You most likely bench press once a week as part of your workout routine (and maybe even multiple times a week). Because of its reputation as a surefire method for building big chest muscle, the exercise is a workout staple. The barbell bench press is also one of the big three exercises around which powerlifters base their entire existence, with the goal of piling ever more plates onto the bar for the highest total weight they can manage.
However, because of these two aspects of the bench press, there are different approaches to the lift, both in terms of training philosophy and technique, in order to achieve the goal at hand—and if you want to make the most of your time and effort under the barbell, you should make sure you're targeting one or the other.
First, it's critical to understand the distinction between the two approaches. Consider them to be bodybuilder and powerlifter styles (to build muscle) (to push the most amount of weight possible).

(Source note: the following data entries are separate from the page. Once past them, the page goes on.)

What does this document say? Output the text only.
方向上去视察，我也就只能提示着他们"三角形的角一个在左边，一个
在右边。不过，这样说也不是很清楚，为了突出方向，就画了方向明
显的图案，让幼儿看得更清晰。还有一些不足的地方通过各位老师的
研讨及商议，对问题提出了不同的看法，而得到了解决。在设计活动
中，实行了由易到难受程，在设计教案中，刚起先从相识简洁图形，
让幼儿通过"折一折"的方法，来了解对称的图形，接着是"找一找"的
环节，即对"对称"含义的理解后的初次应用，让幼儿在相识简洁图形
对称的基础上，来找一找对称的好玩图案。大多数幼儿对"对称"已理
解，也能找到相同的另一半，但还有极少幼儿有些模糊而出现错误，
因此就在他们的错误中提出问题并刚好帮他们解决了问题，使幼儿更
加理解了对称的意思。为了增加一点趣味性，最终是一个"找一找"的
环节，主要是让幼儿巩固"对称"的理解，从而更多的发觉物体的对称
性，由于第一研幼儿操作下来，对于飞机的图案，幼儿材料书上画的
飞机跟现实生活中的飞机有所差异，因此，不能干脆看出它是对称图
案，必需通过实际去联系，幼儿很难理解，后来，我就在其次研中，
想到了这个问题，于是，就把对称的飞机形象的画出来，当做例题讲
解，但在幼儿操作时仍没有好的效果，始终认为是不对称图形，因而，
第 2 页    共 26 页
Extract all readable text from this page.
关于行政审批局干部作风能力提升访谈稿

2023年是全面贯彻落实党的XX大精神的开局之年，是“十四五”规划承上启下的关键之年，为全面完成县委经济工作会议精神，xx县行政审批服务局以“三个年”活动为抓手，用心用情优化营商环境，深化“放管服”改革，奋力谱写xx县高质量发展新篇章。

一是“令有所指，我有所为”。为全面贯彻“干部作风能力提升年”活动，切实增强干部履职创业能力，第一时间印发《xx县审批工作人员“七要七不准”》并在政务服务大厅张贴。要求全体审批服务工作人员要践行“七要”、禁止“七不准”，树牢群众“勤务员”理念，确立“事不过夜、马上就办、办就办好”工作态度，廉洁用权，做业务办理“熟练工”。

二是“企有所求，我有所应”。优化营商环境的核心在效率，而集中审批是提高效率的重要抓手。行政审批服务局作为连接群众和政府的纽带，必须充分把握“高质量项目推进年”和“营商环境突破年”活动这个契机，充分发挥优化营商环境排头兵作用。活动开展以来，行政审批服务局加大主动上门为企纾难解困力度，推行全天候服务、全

Bench Press for Body Building
- Activate your core
- Maintain a slight thoracic spine arch.
- The goal is to spend as much time as possible under tension, making your chest work as hard as possible.
Bench Press for Power Lifting
- Arch your back as much as possible while keeping your buttocks on the pad.
- The purpose of this position is to help change the bar's angle to a decline and shorten the distance the bar must travel, making it easier to move heavier loads.
How to Choose the Right Bench Press for You
The question now is, what is most important to you? What are your body building objectives?
If you want to build big muscles but don't care about your gym stats, try the bodybuilder-style bench press. There will be plenty of chest stimulation (and eventually, you might find you prefer swapping the barbell for other options that allow you to home in on the muscles to accentuate growth and shape). This will be the best option for the majority of people.
It's fine if your ultimate goal is brute strength. There are few things more satisfying than adding a new plate to the bar and crushing a rep. Focus on progressively adding more weight by training smart with a program that allows you to scale up safely.